Klein warnt vor "Liste additiven Wahnsinns"

Er verweist vor allem auf die finanziellen Probleme der Kassen, die durch die Aufnahme weiterer Berufsgruppen verschärft würden. "Der Kuchen ist nur einmal zu verteilen", sagt er - würde man immer mehr Berufsgruppen aufnehmen, wäre dies die "Liste des additiven Wahnsinns".

Laut Klein soll Ende des Jahres eine Analyse der Versorgung psychisch Kranker, die der Hauptverband gemeinsam mit der Salzburger Gebietskrankenkasse durchführt, fertig sein. Dann werde man sehen, ob es Defizite gibt. Auch könne man über die Aufnahme der klinischen Psychologen diskutieren, wenn durch deren Einsatz nachweislich Ersparnisse zu erwarten seien, sagt er.
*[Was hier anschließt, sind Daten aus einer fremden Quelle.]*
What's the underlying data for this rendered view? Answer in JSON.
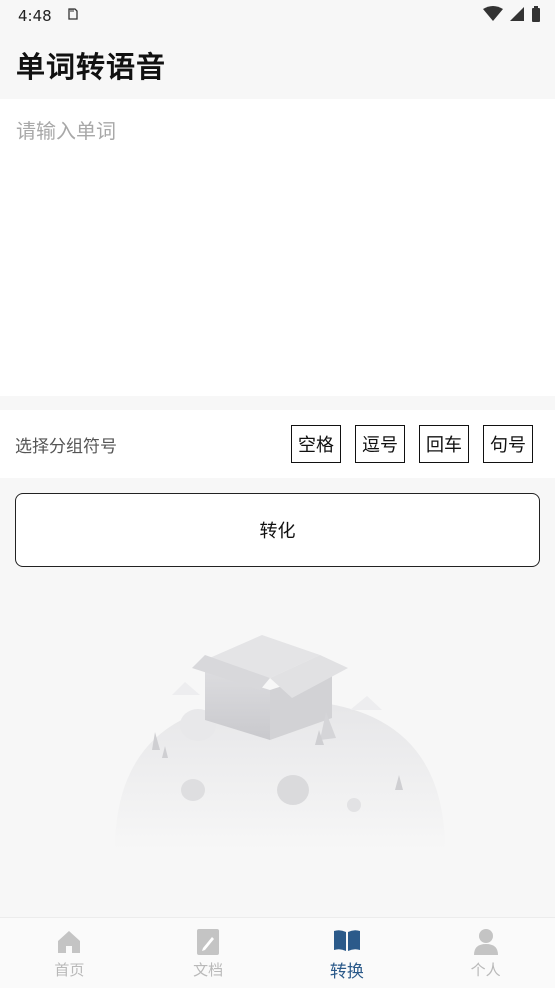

Dass dem so wäre, davon ist die klinische Psychologin Ulrike Steiger-Hirsch vom Psychologenverband überzeugt. Während eine Psychotherapie oft Jahre dauert, seien ihre Patienten durchschnittlich nur vier Monate bei ihr. Anders als Therapeuten, die oft tief in der Kindheit nach Traumata graben, würden klinische Psychologen ergebnisorientierter arbeiten und den Patienten durch Übungen vom Ist-Zustand in den Soll-Zustand bringen. Bei einem Burnout heißt das: Ruhe. Denn anders als eine "normale" Depression äußere sich das Burnout neben der Antriebslosigkeit auch durch Leistungsstörungen und körperliche Probleme. Die Patienten seien dann oft monatelang im Krankenstand - auch Steiger-Hirsch plädiert daher für vorbeugende Maßnahmen.